その時、魔理沙はふと気が付いた。もしかしたら、懐夢ならば……。
魔理沙は咄嗟に笑み、懐夢を背負って立ちあがった。
「ちょっと切り札を見つけただけだ! 今逃げる!」
そう言って、リグルを連れて天志廼の出口へと走り出したその時、アリスと紫の顔が急に蒼くなった。
直後に、アリスが悲鳴のような声を上げた。
「ま、魔理沙、後ろぉ!!」
魔理沙とリグルは咄嗟に振り向いた。向こうにあったはずの荊の根がいつの間にかすぐそこまで来ていて、こちらに向けて飛んできているのが見えた。普段ならばこのまま飛翔して空へ逃げ出す事が出来るが、天志廼に張られている結界のせいで空が飛べない。だから、咄嗟に避ける事も出来ない!
「しまっ……」
やられる! そう思った時に、紫が魔理沙とリグル、荊の根の間に飛び込み、咄嗟にスペルカードを発動させた。
「結界「魅力的な四重結界」ッ!!」
紫の宣言の刹那、紫と根の間に四重に重なった結界が出現し、根を受け止めた――かと思われたが、数えきれないほどの荊が絡み合った根は紫の自慢の結界すら易々と突き破り、紫は後方へ吹っ飛ばされた。しかし、根の動きそのものは大きく逸れて、魔理沙達がいる位置から、左方向の製鉄所へと突っ込んだ。
一方紫は、更に後方にいる藍達の元まで吹っ飛ばされて、地面へ衝突した。
吹っ飛ばされてきた主人に藍は驚き、悲鳴のような声で主人の名を呼びながら駆け寄ったが、紫は地面に倒れ込んだまま答えを返さなかった。

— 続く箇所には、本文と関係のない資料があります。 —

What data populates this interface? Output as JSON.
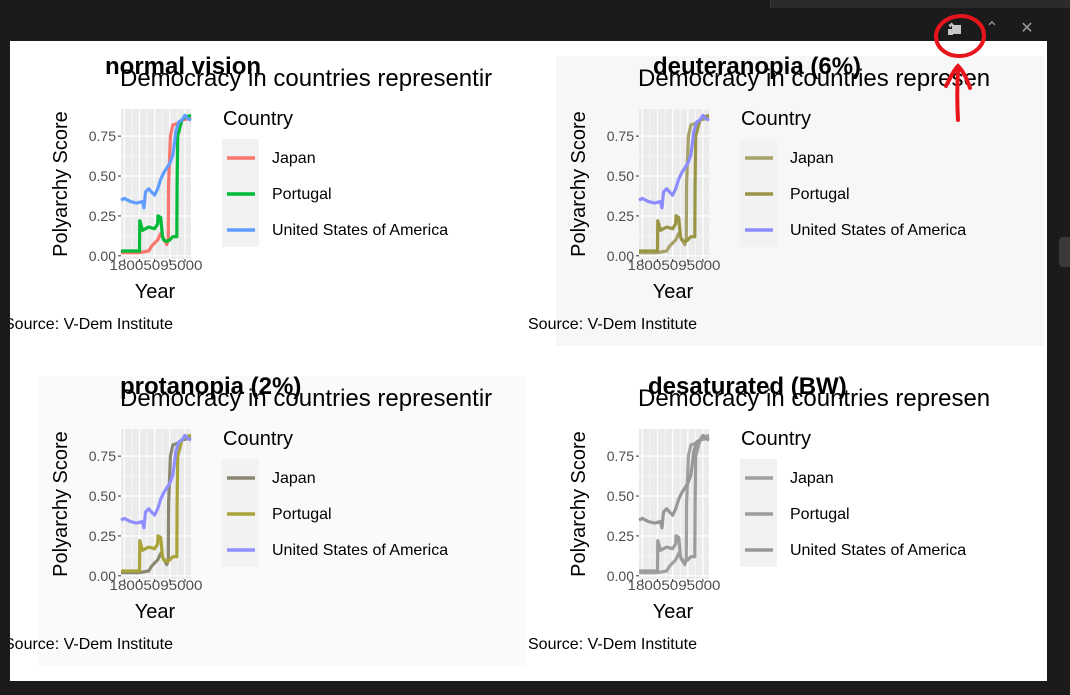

しかし、呼吸をしているのは確認できたため、単純に気絶している事に藍はすぐに気付き、紫の身体を抱きかかえた。その直後に背中に懐夢を抱えた魔理沙と、アリスとリグルがすぐ奥から駆けてきた。
「藍、ここは紫の思い出の地みたいだけど、もう駄目だ。博麗神社まで逃げるぞ!」
「わかっている! もう遅れるなよ!!」
一同は徐々に荊の根に呑み込まれていく街の中を駆け抜けて、天門扉を抜けた。そこでようやく空を飛ぶ力を取り戻すと、一気に上空へ舞い上がり、博麗神社の方角へと急いだ。